Business School Grads Are Infiltrating Tech Companies As We Speak

Artist's rendering. (Photo: Brooks Brothers)

Artist’s rendering. (Photo: Brooks Brothers)

Have you noticed a couple of additions to your startup’s staff that, well, are just a little too dedicated to the Brooks Brothers casual wear? Look to today’s Wall Street Journal for an explanation: “elite business school graduates” are now officially flocking to technology.

Harvard Business School grads going into tech has jumped from 12 percent to 18 percent year-over-year, with similar jumps at Yale and Cornell. The numbers headed to finance have slumped, dropping 35 percent to 27 percent at HBS and 27 percent to 16 percent at MIT’s Sloan School of Management.

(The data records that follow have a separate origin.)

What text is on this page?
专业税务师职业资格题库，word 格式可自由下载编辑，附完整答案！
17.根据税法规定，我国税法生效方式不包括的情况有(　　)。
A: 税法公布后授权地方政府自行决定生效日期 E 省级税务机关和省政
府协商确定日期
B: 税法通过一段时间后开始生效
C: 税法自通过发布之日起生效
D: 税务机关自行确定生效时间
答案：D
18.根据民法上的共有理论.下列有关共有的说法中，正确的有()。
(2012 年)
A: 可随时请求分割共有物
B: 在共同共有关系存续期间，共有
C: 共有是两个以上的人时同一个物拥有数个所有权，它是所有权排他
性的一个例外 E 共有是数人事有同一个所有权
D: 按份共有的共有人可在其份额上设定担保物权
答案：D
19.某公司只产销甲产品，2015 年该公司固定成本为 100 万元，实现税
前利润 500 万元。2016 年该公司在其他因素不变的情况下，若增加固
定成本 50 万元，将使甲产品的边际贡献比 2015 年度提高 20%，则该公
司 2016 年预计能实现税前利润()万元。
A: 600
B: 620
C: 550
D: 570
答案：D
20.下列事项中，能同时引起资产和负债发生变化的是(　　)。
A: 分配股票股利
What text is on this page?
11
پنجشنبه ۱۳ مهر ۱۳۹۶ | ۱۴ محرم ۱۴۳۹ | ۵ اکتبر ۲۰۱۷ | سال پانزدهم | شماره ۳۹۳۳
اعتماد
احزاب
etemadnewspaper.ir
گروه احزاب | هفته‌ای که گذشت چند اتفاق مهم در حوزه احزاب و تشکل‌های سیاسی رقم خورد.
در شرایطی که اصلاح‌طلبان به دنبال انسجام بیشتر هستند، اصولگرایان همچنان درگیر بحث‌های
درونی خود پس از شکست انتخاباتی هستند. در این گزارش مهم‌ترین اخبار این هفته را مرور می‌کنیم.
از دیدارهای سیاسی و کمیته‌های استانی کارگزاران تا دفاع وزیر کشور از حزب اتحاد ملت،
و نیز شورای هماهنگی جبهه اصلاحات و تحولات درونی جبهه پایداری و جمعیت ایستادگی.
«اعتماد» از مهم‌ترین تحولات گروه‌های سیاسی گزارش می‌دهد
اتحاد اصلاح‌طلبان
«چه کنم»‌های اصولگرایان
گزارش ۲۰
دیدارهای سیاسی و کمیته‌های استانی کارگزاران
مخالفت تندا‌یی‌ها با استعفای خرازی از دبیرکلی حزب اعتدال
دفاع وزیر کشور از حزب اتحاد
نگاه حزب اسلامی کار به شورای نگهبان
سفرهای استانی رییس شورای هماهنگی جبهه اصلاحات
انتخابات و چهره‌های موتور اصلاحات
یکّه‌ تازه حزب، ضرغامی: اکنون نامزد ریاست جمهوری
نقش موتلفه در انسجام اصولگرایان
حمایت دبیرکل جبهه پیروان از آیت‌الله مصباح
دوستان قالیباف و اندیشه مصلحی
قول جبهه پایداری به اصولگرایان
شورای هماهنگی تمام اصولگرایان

The shift is the most dramatic at Stanford, embedded in the throbbing heart of Silicon Valley: 32 percent of job-seeking grads are going into tech and just 26 percent into finance; that’s a flip-flip from two years ago, when the ratio was 13 percent to 36 percent.

The Journal insists that students are increasingly willing to take a pay cut to do something more “meaningful.” (Compare the median salaries for newly minted Stanford grads: $ 120K base plus $ 38K in other guaranteed compensation in tech, compared to $ 150K base and $ 135K additional for finance.)

Students are asking, “Where’s the place that I can drive innovation? Where’s the place that I can have the most impact?” says Derrick Bolton, assistant dean and director of M.B.A. admissions, and interim director of the career management center at Stanford’s business school.

In other words: The free food and nap pods are nice, but the greatest perk of all is feeling self-righteous about the world-changing implications of your disruptive, value-creating crusade–as opposed to being blamed for every hiccup in the world economy. That’s worth at least a quarter mil right out of the gate.